One of the men responsible for the largest kidnapping in U.S. history has been recommended for parole. Frederick Newhall Woods, 70, was one of three men who hijacked a school bus full of children in Chowchilla, California, in 1976.
Woods, along with James and Richard Schoenfeld, kidnapped the 26 children and their bus driver, put them in vans, and drove them around for 12 hours until they reached Livermore, which was about 100 miles away.
The men then buried the victims alive in an underground truck trailer and demanded $5 million for their safe release. The driver and several older children managed to escape by digging out of the trailer while their captors slept.
All of the children were safely rescued. While they did not suffer any serious injuries, many were left with life-long psychological harm from the harrowing ordeal.

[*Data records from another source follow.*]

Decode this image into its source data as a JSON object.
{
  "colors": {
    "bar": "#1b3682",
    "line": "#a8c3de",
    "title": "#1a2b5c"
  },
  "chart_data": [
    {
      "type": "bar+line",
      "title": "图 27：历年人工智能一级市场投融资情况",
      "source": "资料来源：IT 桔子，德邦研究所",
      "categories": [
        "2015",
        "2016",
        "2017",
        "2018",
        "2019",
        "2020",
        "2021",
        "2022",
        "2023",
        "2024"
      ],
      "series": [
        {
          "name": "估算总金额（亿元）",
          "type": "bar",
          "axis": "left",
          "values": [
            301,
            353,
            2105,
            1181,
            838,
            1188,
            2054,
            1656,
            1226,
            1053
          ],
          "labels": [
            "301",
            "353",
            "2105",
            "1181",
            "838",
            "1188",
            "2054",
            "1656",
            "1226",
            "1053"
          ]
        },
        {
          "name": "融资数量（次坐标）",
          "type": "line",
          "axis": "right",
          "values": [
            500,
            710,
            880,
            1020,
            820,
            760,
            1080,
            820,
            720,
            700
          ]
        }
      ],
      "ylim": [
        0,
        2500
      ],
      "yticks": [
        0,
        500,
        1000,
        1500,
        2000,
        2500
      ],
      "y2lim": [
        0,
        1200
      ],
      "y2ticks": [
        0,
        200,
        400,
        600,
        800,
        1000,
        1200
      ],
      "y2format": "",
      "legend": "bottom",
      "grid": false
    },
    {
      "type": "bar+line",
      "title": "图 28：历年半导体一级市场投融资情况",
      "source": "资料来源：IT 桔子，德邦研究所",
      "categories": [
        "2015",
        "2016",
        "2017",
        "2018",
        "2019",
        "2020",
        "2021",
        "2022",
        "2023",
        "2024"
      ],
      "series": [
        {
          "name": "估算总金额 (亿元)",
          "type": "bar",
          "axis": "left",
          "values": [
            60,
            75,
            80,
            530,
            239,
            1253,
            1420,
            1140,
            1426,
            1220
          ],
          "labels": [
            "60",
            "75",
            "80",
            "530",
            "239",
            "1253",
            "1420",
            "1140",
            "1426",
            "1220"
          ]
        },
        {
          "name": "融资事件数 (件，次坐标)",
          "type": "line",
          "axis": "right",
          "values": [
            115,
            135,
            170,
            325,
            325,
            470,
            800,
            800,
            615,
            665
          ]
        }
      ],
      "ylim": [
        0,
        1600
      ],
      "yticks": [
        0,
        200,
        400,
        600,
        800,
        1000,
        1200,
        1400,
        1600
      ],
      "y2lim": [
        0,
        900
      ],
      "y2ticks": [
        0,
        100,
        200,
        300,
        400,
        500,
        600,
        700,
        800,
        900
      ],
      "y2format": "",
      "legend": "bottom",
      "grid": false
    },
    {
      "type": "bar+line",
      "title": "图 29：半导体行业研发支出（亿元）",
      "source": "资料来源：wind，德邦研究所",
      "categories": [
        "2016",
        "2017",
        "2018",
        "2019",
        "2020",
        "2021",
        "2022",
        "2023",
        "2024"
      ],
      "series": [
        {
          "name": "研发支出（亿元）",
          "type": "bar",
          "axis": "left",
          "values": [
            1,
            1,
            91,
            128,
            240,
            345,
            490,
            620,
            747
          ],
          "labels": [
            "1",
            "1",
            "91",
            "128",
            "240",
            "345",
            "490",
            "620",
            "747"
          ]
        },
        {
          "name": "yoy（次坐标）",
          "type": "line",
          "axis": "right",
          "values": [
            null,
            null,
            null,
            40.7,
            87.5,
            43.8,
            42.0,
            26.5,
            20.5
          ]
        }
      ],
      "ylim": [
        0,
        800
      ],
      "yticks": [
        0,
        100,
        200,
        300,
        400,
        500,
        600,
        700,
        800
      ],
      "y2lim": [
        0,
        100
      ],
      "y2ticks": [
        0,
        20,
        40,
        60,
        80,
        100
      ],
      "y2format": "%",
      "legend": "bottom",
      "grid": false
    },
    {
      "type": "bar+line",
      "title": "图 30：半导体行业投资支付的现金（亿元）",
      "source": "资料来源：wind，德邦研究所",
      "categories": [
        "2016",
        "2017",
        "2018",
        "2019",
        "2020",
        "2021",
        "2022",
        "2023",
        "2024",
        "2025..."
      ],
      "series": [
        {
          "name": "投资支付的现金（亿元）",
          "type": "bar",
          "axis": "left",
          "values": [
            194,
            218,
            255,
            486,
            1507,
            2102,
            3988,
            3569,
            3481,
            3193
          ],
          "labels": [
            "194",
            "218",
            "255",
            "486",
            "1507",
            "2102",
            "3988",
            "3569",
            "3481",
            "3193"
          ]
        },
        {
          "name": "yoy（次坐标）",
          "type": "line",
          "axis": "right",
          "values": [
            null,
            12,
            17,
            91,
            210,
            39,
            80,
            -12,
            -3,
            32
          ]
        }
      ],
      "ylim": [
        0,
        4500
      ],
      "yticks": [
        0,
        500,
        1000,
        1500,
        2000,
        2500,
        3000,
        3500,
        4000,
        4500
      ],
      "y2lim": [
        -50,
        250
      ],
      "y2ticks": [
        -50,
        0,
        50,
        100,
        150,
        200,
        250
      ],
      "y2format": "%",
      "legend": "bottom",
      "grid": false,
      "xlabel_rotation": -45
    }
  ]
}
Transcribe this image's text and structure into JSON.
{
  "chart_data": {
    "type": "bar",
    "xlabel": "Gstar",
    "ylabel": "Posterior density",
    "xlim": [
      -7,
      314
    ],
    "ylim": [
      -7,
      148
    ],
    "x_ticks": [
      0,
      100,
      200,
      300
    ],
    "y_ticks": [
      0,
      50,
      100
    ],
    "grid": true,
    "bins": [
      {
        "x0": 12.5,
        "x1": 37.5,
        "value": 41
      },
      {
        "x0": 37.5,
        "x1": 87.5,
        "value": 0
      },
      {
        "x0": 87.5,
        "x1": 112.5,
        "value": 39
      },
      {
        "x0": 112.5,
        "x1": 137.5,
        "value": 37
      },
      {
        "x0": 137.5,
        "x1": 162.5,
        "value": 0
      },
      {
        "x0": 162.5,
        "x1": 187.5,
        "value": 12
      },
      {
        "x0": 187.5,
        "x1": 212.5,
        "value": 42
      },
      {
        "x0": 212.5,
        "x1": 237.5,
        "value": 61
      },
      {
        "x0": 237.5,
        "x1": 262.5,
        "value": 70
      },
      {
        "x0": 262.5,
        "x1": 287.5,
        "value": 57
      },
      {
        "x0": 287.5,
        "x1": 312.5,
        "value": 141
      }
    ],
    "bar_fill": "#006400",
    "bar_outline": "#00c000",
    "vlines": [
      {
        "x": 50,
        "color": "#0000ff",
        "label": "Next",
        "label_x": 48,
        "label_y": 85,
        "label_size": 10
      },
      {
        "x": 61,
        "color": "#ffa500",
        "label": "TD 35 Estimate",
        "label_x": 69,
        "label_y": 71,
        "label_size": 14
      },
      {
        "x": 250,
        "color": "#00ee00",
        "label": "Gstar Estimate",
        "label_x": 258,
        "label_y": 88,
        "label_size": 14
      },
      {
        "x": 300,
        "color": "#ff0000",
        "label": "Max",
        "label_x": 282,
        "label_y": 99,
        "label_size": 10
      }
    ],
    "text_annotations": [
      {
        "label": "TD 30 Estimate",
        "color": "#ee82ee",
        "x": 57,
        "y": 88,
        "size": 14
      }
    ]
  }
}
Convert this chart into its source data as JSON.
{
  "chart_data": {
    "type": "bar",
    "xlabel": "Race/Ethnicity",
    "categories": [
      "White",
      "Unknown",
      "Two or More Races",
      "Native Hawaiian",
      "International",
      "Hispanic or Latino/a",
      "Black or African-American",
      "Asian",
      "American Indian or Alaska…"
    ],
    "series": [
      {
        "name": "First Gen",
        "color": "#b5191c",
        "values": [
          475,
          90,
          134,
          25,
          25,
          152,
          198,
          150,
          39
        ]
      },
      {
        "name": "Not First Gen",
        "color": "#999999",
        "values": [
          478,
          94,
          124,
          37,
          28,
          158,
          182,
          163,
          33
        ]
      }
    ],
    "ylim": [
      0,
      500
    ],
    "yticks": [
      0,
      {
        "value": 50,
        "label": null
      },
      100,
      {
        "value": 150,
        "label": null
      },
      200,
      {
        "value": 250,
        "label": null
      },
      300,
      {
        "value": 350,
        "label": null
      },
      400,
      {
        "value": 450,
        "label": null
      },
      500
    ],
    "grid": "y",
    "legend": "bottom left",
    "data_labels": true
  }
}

While the Schoenfelds have both been granted parole, Woods has been denied 17 times since his conviction. During his 18th attempt at seeking parole, two commissioners recommended that he should be released. Their decision will become final in 120 days. After that, California Governor Gavin Newsom will have 30 days to approve Woods' release or refer it to the full parole board for further review.
Woods took responsibility and apologized for his actions during his parole hearing.
"I've had empathy for the victims, which I didn't have then," he said. "I've had a character change since then."
"I was 24 years old," he added. "Now I fully understand the terror and trauma I caused. I fully take responsibility for this heinous act."